I think this post moves from the assumption that issuers will only issue vanilla equity to raise capital on the SME Exchange. Equity securities have symmetricity and expose investors to both the upside and the downside equally and perhaps manifest the eventualities that you are concerned about.

Yet, With small and medium companies, it may be questioned why they would issue vanilla equity. They are more likely to issue hybrids like convertible debentures or convertible preferreds unlike equity securities that will most likely issue a huge discount to the fundamental value of the venture, because the entrepreneur is unable to "signal" the fundamental value of his venture to the investors owing to adverse selection.

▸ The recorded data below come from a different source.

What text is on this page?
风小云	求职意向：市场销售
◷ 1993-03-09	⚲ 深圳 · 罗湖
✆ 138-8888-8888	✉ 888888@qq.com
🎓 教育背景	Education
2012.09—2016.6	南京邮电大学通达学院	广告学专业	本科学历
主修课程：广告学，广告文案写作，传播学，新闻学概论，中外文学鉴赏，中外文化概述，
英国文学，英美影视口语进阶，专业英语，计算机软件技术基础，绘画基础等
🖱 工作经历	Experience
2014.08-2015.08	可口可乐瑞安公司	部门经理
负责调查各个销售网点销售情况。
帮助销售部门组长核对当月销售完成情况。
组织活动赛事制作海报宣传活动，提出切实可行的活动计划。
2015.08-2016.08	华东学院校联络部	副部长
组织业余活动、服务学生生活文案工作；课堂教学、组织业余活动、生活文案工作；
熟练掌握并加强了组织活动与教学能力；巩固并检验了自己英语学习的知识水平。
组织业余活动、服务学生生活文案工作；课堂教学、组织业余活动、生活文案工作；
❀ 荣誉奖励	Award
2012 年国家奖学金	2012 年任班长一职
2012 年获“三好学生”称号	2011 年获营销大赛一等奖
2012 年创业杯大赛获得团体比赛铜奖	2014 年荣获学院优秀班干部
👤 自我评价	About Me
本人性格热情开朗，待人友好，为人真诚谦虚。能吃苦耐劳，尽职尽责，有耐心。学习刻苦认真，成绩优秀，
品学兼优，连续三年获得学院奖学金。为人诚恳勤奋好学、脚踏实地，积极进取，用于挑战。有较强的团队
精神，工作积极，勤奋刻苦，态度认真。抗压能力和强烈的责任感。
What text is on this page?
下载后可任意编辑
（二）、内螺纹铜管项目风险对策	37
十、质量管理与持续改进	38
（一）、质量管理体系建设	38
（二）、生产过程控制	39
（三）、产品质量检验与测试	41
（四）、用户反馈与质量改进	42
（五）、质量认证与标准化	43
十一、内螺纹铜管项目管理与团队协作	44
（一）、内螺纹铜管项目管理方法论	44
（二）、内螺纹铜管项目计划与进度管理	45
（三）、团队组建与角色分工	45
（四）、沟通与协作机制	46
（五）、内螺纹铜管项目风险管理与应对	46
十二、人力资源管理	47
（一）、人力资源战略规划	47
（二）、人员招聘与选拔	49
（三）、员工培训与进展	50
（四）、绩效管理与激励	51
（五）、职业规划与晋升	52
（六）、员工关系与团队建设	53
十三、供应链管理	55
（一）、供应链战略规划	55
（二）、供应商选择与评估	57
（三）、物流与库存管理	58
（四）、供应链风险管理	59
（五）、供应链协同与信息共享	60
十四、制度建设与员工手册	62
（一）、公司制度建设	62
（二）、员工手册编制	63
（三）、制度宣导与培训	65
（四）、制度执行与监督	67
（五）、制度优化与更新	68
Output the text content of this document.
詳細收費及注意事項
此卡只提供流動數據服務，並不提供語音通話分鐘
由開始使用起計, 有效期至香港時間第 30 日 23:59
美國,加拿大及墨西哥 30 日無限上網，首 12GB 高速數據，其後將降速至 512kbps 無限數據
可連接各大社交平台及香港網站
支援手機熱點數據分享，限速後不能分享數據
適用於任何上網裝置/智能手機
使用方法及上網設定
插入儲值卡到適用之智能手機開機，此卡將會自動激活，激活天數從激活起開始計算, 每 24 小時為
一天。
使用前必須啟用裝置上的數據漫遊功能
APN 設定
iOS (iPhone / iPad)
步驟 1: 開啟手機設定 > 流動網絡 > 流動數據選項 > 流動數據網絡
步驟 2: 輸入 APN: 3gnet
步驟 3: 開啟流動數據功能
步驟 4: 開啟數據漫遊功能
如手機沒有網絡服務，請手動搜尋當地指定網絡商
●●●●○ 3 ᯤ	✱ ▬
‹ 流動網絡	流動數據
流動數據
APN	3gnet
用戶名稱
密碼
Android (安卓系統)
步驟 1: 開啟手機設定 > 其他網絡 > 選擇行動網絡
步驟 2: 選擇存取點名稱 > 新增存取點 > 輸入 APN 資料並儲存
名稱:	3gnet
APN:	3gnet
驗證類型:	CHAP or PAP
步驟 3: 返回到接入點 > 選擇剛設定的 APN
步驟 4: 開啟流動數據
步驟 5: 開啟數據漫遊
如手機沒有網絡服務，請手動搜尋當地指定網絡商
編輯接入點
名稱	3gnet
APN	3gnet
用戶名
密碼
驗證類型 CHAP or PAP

The option feature of a convertible is a way of avoiding the adverse selection. And so, a hybrid is most likely preferable both from the issuer and the investors perspective-- the latter having the benefit of unlimited upside because of the option feature (an option that may trigger on achievement of certain management metrics like ROA or some such performance metric) and a hedged downside because of the fixed return upfront. (Additionally, to the extent that the issuer issues convertible debenture, the option feature will lower the upfront coupon on the instrument). In addition to issuing convertibles, the entrepreneur may also signal by having major portion of her personal wealth invested in the venture.

In a nutshell therefore, the speculativeness and the risk of the venture failing, alone without more, may not be a reason to pan the development of this intermediary.

Sandeep Parekh said...

Great comment. But a convertible isn't an answer to the issue. The fallacy of convertibles being a 'win-win' has been amply exposed in FCCB bonds which have become a lose-lose instead.

I believe that if we are agreed that 9 out of 10 companies fail, there would also be agreement that in those companies equity, hybrids and debt would sink as well. Besides, am not sure, if any SME market is dominated by hybrids - anywhere else in the world.